Особенностью эпилептического мышления является его эгоцентричность, которая присуща и личностным, характерологическим изменениям больных эпилепсией. Эгоцентрическими личностными установками объясняется и отмечающееся у больных эпилепсией резонерство. Оно существенно отличается от резонерства, наблюдающегося при других психических заболеваниях, в первую очередь от шизофренического. Резонерствующий эпилептик, по выражению С. А. Суханова (1912), «любит делать наставления, поучать, становясь иной раз в роль неприятного, узкого моралиста». Резонерство больных эпилепсией носит характер своеобразного компенсаторного рассуждательства. Его особенности проявляются в поучительном, типа сентенций, тоне высказываний, отражающих некоторую их патетичность и переоценку собственного жизненного опыта. Это неглубокие, поверхностные, бедные по содержанию высказывания, включающие банальные ассоциации. Резонерские рассуждения больных эпилепсией всегда приурочены к конкретной ситуации, от которой им трудно отвлечься.

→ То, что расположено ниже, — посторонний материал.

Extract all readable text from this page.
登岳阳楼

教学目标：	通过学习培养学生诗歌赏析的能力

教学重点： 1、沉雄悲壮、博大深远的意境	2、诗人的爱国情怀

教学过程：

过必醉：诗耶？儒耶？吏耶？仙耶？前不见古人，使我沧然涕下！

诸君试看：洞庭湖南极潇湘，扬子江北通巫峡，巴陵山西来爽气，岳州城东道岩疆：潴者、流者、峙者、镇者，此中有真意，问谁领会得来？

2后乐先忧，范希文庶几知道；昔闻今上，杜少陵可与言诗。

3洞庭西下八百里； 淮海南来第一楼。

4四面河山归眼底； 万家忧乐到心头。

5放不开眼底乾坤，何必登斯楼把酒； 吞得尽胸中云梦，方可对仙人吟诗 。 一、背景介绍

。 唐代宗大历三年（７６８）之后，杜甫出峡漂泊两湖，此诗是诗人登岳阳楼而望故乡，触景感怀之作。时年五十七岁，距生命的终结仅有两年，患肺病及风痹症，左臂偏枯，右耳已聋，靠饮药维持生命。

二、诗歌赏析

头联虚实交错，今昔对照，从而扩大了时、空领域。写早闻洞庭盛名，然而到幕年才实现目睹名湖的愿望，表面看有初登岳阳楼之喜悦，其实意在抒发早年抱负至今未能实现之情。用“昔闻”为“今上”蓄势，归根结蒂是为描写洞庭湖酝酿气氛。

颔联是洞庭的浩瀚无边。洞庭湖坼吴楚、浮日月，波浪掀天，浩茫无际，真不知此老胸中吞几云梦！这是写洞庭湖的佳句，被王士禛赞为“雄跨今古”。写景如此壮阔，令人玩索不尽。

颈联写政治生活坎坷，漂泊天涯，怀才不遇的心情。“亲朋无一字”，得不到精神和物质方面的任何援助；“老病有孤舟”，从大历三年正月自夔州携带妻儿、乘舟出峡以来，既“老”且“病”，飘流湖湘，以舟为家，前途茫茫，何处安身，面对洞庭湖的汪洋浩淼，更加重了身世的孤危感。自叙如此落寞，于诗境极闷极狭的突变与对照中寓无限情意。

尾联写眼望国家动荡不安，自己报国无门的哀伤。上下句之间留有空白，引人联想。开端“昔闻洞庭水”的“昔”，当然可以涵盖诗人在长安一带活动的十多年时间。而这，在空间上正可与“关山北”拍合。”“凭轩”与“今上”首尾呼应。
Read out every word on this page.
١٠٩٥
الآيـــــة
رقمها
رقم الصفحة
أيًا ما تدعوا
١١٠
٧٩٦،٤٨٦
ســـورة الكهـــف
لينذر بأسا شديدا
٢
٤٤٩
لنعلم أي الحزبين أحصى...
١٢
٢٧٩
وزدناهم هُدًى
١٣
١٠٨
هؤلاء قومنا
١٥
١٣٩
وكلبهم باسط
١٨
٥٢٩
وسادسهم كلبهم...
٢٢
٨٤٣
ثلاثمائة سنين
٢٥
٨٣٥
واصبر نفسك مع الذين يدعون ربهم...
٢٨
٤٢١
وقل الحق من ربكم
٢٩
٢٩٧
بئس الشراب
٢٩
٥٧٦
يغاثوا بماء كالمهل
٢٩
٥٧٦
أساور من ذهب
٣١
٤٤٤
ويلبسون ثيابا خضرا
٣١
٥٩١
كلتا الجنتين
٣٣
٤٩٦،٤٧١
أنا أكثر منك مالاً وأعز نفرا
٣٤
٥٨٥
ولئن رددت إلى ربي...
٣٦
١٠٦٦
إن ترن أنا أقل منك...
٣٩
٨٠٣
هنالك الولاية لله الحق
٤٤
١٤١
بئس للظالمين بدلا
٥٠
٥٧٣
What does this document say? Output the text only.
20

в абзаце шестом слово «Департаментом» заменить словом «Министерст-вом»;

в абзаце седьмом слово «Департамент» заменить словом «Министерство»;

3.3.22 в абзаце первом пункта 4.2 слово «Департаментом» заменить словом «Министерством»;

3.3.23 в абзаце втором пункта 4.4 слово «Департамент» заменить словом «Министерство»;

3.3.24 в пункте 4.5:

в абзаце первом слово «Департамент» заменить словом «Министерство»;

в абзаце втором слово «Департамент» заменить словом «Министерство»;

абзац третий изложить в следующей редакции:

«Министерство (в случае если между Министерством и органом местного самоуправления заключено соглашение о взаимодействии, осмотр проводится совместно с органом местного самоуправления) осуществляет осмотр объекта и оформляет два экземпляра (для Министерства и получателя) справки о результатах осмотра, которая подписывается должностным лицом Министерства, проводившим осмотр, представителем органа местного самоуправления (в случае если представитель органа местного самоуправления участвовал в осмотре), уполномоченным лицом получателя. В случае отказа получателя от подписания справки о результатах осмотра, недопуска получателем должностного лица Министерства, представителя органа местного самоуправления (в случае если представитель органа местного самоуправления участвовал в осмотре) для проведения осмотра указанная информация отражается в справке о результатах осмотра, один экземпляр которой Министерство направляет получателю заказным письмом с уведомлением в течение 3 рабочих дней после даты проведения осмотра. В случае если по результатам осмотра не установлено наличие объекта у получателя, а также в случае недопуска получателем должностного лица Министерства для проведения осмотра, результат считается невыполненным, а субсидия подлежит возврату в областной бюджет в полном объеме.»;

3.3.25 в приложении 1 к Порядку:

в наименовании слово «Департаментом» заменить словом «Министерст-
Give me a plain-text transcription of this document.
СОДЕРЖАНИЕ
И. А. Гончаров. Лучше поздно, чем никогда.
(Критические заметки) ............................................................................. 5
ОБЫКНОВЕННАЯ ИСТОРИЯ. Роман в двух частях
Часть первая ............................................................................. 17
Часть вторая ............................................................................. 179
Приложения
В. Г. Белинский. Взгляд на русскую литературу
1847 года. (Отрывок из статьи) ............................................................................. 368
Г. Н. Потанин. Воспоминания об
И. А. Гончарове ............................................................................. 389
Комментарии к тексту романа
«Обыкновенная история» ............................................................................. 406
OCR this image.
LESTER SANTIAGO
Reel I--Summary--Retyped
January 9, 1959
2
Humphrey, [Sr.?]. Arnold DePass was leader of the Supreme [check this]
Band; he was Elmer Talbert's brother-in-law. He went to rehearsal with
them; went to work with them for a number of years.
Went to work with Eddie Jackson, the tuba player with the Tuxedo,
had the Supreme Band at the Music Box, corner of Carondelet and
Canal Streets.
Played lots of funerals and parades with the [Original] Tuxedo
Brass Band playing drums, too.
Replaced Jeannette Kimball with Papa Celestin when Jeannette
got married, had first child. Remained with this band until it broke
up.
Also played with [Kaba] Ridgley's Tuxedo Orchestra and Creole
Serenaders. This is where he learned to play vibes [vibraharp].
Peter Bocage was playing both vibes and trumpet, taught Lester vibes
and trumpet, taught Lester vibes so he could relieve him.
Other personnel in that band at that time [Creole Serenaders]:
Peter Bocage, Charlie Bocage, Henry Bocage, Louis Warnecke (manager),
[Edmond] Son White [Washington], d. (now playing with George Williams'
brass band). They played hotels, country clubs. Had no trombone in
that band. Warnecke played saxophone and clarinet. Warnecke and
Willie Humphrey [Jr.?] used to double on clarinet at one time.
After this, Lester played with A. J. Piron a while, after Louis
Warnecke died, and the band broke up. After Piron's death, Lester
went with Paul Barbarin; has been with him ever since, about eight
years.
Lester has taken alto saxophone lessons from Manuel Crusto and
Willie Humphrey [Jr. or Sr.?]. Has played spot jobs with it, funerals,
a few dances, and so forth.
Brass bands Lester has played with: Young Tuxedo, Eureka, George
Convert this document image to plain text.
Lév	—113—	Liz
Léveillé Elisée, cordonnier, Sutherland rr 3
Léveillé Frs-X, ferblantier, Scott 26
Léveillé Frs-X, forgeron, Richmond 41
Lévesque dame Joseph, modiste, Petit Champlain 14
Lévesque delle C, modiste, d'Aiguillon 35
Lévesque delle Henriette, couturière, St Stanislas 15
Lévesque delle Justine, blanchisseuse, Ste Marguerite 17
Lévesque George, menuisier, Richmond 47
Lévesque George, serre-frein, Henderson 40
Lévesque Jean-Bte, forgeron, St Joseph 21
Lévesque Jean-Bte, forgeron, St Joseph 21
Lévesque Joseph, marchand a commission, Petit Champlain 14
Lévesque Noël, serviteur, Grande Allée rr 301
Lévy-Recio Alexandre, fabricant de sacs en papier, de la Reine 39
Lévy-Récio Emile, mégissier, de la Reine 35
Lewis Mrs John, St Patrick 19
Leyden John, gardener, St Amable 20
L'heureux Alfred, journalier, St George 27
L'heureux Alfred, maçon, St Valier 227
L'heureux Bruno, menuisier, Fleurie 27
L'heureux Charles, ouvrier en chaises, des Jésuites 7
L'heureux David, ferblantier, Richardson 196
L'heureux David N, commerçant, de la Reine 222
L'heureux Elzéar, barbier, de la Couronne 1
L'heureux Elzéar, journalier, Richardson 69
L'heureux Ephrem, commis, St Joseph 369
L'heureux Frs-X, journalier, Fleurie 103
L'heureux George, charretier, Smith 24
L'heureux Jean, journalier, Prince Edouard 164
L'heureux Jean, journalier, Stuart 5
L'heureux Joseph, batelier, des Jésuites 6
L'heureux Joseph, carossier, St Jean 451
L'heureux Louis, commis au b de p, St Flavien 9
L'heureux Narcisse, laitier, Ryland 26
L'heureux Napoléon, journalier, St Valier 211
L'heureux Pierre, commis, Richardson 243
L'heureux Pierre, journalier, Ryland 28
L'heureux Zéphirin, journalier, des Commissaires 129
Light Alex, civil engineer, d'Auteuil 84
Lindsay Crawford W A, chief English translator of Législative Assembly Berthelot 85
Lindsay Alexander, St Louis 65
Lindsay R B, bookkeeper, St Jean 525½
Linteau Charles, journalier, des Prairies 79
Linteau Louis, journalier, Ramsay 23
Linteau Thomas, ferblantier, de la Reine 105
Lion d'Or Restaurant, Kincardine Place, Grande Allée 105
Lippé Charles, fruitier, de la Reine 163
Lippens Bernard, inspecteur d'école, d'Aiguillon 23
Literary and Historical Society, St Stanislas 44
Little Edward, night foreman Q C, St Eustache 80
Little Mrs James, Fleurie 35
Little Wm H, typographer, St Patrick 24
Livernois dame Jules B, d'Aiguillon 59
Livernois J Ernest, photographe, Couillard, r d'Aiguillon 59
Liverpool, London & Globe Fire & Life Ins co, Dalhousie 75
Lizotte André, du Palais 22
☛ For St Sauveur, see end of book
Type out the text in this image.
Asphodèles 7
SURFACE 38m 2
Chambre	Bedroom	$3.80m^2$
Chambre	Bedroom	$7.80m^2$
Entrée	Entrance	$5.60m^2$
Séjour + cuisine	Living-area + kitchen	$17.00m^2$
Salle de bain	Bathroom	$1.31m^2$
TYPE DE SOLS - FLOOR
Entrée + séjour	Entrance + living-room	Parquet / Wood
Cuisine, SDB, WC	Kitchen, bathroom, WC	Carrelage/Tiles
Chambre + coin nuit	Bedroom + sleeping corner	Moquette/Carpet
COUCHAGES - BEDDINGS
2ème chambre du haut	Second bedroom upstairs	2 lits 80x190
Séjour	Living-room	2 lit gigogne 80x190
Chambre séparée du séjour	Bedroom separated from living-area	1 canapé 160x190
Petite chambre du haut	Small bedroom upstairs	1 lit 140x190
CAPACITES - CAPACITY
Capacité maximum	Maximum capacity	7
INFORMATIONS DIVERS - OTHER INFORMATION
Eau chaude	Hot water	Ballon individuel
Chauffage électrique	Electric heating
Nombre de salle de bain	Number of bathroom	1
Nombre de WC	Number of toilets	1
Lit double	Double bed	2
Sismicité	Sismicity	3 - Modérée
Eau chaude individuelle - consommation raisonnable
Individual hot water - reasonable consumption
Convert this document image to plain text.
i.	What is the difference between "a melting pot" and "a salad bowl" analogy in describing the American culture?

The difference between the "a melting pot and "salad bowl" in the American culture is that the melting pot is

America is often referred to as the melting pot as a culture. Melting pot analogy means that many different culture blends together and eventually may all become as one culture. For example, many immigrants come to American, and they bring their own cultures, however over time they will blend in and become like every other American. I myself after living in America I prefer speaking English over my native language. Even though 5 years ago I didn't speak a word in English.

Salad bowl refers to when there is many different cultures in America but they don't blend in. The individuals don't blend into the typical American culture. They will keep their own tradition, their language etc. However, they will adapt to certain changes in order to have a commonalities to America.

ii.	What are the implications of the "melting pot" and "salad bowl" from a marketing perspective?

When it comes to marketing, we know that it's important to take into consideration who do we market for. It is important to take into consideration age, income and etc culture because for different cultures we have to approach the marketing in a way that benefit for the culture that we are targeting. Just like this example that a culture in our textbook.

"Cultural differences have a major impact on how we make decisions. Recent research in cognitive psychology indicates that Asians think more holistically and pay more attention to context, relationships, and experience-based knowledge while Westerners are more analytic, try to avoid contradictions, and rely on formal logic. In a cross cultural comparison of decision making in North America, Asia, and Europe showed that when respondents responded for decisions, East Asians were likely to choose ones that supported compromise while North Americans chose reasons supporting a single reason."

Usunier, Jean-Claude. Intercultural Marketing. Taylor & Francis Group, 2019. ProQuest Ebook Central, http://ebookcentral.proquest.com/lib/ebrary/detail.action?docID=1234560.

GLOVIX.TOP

В отличие от шизофренического резонерства, всегда обнаруживающегося на фоне «холодного» аффекта, эпилептическое характеризуется наличием насыщенного эгоцентрического аффекта, самодовольством, недостаточной критичностью.

У резонерствующих эпилептиков в патопсихологическом эксперименте отмечаются снижение уровня обобщения, узость диапазона мышления, эгоцентрические тенденции при бедности словарного запаса. Последнее обстоятельство придает своеобразный колорит эпилептическому резонерству, в котором сочетаются поучительность суждений с олигофазией. Если при шизофрении в резонерстве выявляются актуализация латентных признаков, своеобразное нарушение ассоциативных процессов, разрушение формирующихся в течение жизни психических стереотипов, то при эпилепсии наблюдаются инертность мышления, актуализация малосущественных конкретных признаков, непреодолимые шаблоны в мышлении. При шизофреническом резонерстве отмечается расширение круга используемых в мышлении информативных признаков, при этом уравниваются значимые и латентные, стандартные и нестандартные. При эпилептическом резонерстве сужается диапазон информативных признаков за с i., r уменьшения удельного веса абстрактных и не лежащих на поверхности латентных признаков. Эпилептическое резонерство обнаруживается клинически и в патопсихологическом эксперименте, где особенно легко создается ситуация, предрасполагающая к его выявлению. В первую очередь такой экспериментальной ситуацией являются методики, инструкция к которым способствует актуализации категории личностного смысла. Нередко мы наблюдали тенденции к резонерству при показе больным эпилепсией юмористических рисунков. При этом они не понимали юмора, интерпретировали сюжет рисунка с привлечением собственного жизненного опыта и своих сложившихся непреодолимо инертных представлений, обязательно морализируя по поводу неправильного, с их точки зрения, поведения персонажей рисунка и подчеркивая свое превосходство над ними. Нарушение чувства юмора у больных эпилепсией отражает степень интеллектуального снижения и не зависит, как это бывает при шизофрении (А. С. Познанский, В. В. Дезорцев, 1970), от затухания его эмоционального компонента.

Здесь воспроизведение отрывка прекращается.